Of course, since all our stuff works with open protocols, a customer could even use proprietary software (such as Tableau) with our cloud. It doesn’t make a difference to the database.
This is a diagram about how the IoT cloud works, from a high-level perspective. Different connection types are defined with lines, and the objects are labeled in-sequence.
The Journey of a Tag
What is a ‘tag’, and how does it have a journey?
Usually, humans want to measure their machines, and have an action occur if something happens. This is very vague, but so are the problems that computers solve. Whatever that something is, a sensor converts the physical happening into an electrical signal. Such a happening could be when a drinking bird goes down to get a taste of water, an electrical signal is based on the number of photons bouncing off the bulb.
This electrical signal is read by a kind of computer, called a programmable logic controller (PLC). The PLC keeps track of how many times signals have happened, and can be programmed (with logic) to control outputs like pumps and motors.
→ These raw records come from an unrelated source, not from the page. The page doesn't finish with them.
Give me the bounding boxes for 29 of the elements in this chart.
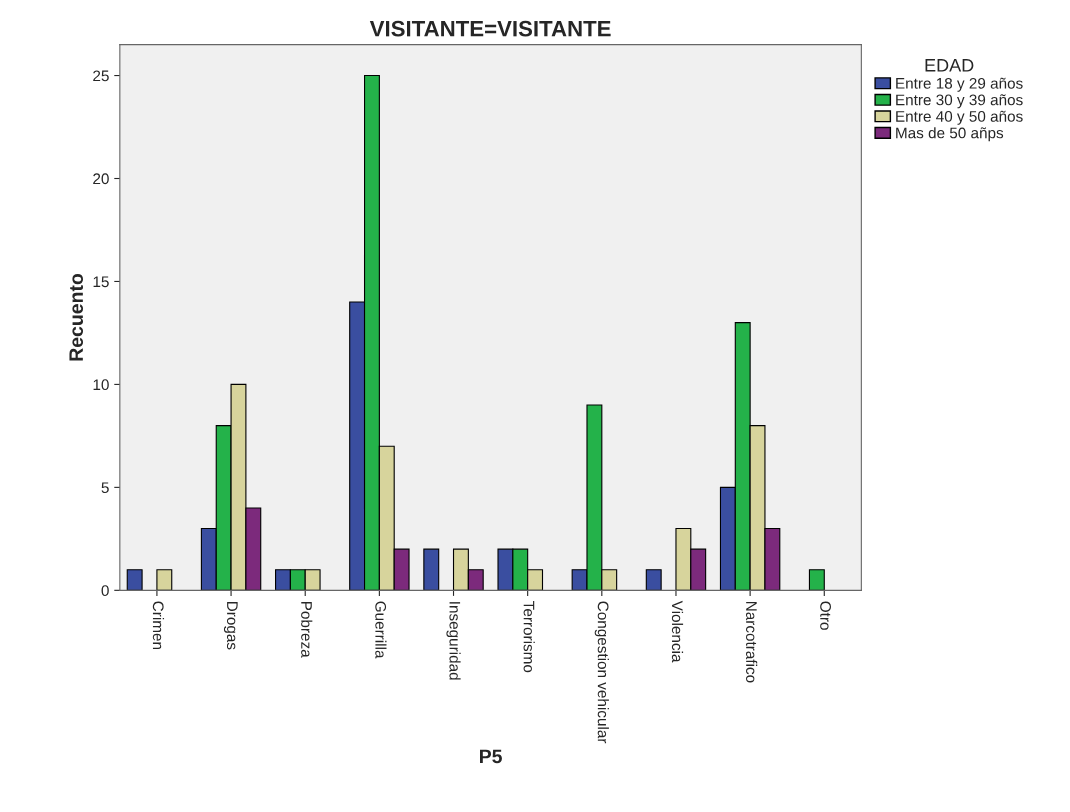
bar — [126, 569, 143, 591]
x-tick-label: Violencia — [671, 600, 684, 663]
x-tick-label: Inseguridad — [446, 602, 461, 680]
y-tick-label: 5 — [101, 482, 109, 494]
y-tick-label: 25 — [93, 70, 109, 82]
legend-label: Mas de 50 añps — [896, 127, 1004, 142]
bar — [156, 569, 173, 591]
legend-label: Entre 18 y 29 años — [896, 77, 1023, 92]
y-axis-title: Recuento — [69, 273, 84, 361]
x-tick-label: Pobreza — [301, 601, 313, 658]
x-tick-label: Narcotrafico — [746, 601, 758, 683]
bar — [808, 569, 825, 591]
x-tick-label: Congestion vehicular — [594, 601, 609, 744]
x-tick-label: Guerrilla — [375, 601, 387, 659]
y-tick-label: 0 — [101, 585, 109, 597]
legend-title: EDAD — [925, 59, 974, 72]
x-tick-label: Otro — [820, 601, 831, 630]
y-tick-label: 20 — [93, 173, 109, 185]
x-tick-label: Drogas — [223, 601, 238, 650]
legend-label: Entre 40 y 50 años — [896, 110, 1023, 125]
x-tick-label: Terrorismo — [523, 601, 535, 673]
y-tick-label: 10 — [93, 379, 109, 391]
y-tick-label: 15 — [93, 276, 109, 288]
bar — [423, 548, 440, 591]
x-axis-title: P5 — [480, 749, 502, 764]
bar — [645, 569, 662, 591]
chart-title: VISITANTE=VISITANTE — [369, 20, 611, 37]
legend-label: Entre 30 y 39 años — [896, 94, 1023, 109]
x-tick-label: Crimen — [152, 601, 165, 649]
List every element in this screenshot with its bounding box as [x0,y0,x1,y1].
The PLC has many inputs, and can make many other numbers calculated from them. These numbers, along with their names, are called tags. The PLC usually needs other supporting devices, so it can’t keep its tags to itself. So, other devices on that LAN can ask for them.
The TBox is always connected to the Internet with a cellular data link. It knows not to talk to anybody on the Internet, except for Stack41. The first thing the box does when booting is start a VPN tunnel, so it can talk (only) to the database in the data center. If this is not available, then the TBox will buffer tags locally, until a link is re-established. The TBox is on the same LAN as the PLC, and therefore can talk to it.
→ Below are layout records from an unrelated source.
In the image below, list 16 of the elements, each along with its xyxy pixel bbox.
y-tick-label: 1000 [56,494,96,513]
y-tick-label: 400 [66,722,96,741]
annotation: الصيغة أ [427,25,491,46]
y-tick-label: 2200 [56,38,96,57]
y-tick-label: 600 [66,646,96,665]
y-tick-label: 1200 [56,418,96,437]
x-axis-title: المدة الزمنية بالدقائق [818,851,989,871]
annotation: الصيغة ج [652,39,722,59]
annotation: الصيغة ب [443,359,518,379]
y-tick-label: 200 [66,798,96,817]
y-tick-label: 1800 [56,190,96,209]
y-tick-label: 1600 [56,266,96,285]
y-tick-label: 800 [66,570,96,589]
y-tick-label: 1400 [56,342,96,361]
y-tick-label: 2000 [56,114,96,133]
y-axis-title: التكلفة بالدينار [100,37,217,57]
The TBox asks the PLC for its tags at regular intervals. Usually, this is every five seconds, but this sample rate is entirely configurable. The PLC responds back with the tags, and the TBox will try to put them into the database. If the TBox can’t fulfill that, for whatever reason (cellular signal is poor, database is full, etc), then it will store them locally until the secure link is re-established, then upload them while continuing operations as normal. To a human looking at the database through an application server, like Grafana or Tableau, live data would be temporarily unavailable during an outage, but would fill-in once communication is re-established.
Once the tags are in the database, a number of application servers can do all kinds of nifty calculations and trigger actions. One server we like the most is Grafana because it lets someone create pretty dashboards from their tag data, and trigger alerts based on any given logic. So, if the database says that a water tank is running low, an email can be dispatched to give the operator instructions to re-fill it. The operator can also look to this data when making decisions about how to proceed, if multiple parts of the system are detected as malfunctioning. Operators can also query the database to know when things are going to happen, such as, “based on the rate of water flowing through Pump A and Pump B, how long will it take before someone needs to fill Tank A?” This kind of information is useful for scheduling maintenance in-advance.
The journey of a tag doesn’t need to end here; application servers can do literally anything. It is only limited by the imagination and willingness of the programmer to tell it what to do. Many Free Software packages exist that Caravela can host with no license fees. But, if someone has software they really want to use, we can host it in a secure, virtualized environment. And, our customers now their data is never locked into proprietary software; everyone is free to export their data any time they like.